先週末は、今年5月に津市の千歳山に移転開館した石水(せきすい)博物館に行ってきました。
岩田池公園の近くにあるのですが、それはそれはわかりにくい場所にあり、
津市民でもない私にとってはこの博物館がある垂水の千歳山も初めての場所でした。

博物館は緑豊かな閑静な住宅街の中にありました。
鳥の鳴き声が絶え間なく聞こえてきて、とても良い環境のところです。
コンクリートの壁と一面のガラス壁の構造の建物は、
安藤忠雄さんの建築に似ているなあと思いました。

1階は江戸時代に伊勢商人として江戸で成功を収めた
川喜田家のコレクションの一部が展示されていました。
六曲一双の洛中洛外図屏風や近江名所図屏風など大変見ごたえのある
大きな作品の他、バーナード・リーチや尾形乾山の陶芸作品、
絵画ではマティスやピカソの作品もありました。
2階は川喜多半泥子(はんでいし)の作品が展示されていました。
川喜多半泥子は川喜多家16代当主であり、陶芸家であった人です。
この方は地元百五銀行の頭取もつとめられていて、その一方で
趣味は書画、茶の湯、俳句、写真など、と実に多彩です。
東の魯山人に西の半泥子と言われるのも頷けるように
その興味の対象の広さは先日観てきた魯山人に共通するものがありそうです。
作品の中には去年の夏、県立美術館の展示でも観た記憶のあるものもありました。
今の季節の秋にちなんだ作品を中心に展示してありましたが、
形にとらわれないというか、大らかな印象のものが多かったです。
抹茶のお茶碗も説明がなければ鉢か丼に見えてしまうほど大きいですし、
作品名にも遊び心が感じられるものが多くありました。
この方のお人柄が偲ばれて観ていると楽しくなってきます。
写真も展示されていました。
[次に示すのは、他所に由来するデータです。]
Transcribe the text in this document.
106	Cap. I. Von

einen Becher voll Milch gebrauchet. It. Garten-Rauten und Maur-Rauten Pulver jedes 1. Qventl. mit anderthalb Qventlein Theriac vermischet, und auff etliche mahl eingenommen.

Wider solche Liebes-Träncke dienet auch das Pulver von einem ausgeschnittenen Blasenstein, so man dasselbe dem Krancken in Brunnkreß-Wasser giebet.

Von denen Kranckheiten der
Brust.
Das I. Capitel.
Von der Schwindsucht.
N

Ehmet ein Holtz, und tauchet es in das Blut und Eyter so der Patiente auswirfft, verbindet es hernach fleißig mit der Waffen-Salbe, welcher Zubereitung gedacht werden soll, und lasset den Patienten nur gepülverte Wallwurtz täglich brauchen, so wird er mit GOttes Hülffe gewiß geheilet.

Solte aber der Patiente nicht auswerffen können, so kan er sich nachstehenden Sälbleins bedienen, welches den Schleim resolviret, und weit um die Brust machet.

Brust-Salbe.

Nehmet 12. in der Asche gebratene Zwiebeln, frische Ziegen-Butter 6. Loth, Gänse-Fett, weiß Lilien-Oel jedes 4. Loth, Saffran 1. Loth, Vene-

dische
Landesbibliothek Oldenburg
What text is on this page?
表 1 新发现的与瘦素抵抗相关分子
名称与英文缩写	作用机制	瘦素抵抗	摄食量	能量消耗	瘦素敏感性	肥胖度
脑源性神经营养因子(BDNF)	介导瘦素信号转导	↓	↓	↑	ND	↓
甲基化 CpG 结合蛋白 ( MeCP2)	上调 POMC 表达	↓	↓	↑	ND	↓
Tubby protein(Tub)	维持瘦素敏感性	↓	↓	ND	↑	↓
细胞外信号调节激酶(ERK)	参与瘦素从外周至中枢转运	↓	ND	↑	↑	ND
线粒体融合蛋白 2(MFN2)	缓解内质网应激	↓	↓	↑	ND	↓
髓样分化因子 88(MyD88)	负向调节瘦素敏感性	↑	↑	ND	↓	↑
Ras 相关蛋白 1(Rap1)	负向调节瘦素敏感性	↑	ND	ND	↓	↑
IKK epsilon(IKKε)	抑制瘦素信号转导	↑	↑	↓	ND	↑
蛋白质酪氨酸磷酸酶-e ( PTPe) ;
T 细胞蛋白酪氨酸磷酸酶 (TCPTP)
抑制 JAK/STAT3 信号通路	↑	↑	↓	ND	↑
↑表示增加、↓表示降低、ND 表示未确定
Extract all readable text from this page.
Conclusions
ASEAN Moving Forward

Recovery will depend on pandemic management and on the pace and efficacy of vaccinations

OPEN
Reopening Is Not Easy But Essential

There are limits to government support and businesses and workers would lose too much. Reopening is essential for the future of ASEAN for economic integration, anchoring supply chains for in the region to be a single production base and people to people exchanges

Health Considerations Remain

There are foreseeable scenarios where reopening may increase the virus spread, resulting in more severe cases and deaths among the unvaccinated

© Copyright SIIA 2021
オフィスで働いていそうな格好で轆轤を回している姿や
カメラを覗きこんでいる姿などからは半泥子さんもきっと普通の人の何倍もの量の
好奇心を持っていたのではと想像しました。

こちらは博物館前にある千歳文庫。
昭和5年の建造で、高島屋日本橋店や京都市美術館を手がけた前田健二郎の設計によるもの。
立派な建物ですがこれは収蔵庫として建てられたもので、今も現役だそうです。
定期的に展示の入れ替えがあるようなので
またゆっくり時間を過ごしたい時などに訪れてみたいところでした。